By @ 12/07/87 in December

December 7, 1787

Apropos of its nickname “The First State”, the state of Delaware was early to catch on in many chapters of America’s history. First inhabited by Algonquin-speaking Native Americans, Delaware was colonized by Dutch and Swedes (who founded the state capital, Wilmington) as soon as 1631 before it was ceded to the English rulers of New York, and eventually, William Penn of Pennsylvania, whose colony needed access to the Atlantic. It remained part of that colony until the Revolution, when in 1776 it received its own Assembly and first acquired the name of Delaware (after a governor of Virginia, the 12th Baron De la Warr).

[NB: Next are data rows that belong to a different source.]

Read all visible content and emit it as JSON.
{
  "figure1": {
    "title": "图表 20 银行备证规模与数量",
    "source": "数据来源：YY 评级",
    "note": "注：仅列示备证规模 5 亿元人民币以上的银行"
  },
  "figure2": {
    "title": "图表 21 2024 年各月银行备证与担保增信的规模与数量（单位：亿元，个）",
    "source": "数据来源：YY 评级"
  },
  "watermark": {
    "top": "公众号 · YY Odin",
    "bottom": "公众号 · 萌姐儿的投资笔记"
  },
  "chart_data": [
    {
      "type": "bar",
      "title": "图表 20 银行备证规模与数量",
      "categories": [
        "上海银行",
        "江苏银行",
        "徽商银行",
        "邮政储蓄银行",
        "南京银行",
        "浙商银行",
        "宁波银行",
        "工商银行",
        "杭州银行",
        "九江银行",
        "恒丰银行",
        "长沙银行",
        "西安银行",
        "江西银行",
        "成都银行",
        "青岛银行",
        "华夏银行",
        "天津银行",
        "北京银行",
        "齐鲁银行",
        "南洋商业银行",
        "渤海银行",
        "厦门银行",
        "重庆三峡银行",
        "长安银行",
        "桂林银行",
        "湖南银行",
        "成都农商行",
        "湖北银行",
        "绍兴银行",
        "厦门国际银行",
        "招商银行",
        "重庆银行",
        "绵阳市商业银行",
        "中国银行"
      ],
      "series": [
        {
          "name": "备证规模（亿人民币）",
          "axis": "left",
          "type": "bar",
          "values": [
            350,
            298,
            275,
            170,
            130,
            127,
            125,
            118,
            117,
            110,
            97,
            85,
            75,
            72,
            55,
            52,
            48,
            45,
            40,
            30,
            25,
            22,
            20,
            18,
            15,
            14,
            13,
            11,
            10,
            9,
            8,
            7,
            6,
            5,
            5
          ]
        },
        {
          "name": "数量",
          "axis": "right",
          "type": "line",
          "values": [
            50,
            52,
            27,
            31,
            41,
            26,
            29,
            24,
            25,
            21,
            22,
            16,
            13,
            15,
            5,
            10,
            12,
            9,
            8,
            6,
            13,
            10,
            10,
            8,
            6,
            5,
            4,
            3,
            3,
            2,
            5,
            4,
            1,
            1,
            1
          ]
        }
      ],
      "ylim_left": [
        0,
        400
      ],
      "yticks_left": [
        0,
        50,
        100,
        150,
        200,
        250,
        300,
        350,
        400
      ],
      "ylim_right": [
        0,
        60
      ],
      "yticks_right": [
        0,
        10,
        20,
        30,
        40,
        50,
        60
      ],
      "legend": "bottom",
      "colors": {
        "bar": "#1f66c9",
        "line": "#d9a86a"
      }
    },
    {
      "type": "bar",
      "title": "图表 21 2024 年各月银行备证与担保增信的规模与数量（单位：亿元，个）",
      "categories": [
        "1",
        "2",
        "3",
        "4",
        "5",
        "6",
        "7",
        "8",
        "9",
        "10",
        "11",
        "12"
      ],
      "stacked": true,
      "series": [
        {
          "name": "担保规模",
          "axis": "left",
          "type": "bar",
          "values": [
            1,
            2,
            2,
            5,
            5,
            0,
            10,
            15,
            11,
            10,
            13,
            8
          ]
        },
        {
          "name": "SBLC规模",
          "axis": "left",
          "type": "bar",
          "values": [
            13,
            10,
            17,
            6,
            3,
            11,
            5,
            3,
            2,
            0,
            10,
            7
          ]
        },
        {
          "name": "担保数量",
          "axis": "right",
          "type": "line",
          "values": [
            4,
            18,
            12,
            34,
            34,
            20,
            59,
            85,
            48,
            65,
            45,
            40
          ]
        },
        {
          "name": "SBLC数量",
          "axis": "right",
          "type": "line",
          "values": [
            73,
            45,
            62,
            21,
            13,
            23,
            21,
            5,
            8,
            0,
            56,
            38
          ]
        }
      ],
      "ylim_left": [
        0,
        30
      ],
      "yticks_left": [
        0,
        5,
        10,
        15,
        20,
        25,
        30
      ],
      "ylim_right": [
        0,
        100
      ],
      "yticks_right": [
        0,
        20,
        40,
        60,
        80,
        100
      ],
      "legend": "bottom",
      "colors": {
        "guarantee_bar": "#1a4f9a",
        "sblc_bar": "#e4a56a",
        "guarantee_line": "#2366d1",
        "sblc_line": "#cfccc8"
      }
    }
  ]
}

Delaware saw a lot of action during the War for Independence, particularly since it was a gateway to Philadelphia (America’s most important city) and was constantly assaulted by the British. When the Constitution was presented to the 13 Colonies, Delaware was quick on the trigger as the first to ratify. Today, Delaware is the second smallest but one of the most densely populated states, with an urban north that revolves mostly around Philadelphia. Still strongly connected to Pennsylvania, it is a capital area for credit card companies, chemical developers, and other corporations. Its coastline is also a mecca for beachgoers and summertime tourists.

If you represented one of the 13 Colonies, would you want to be first or last to ratify the Constitution (and therefore become a state)? Why?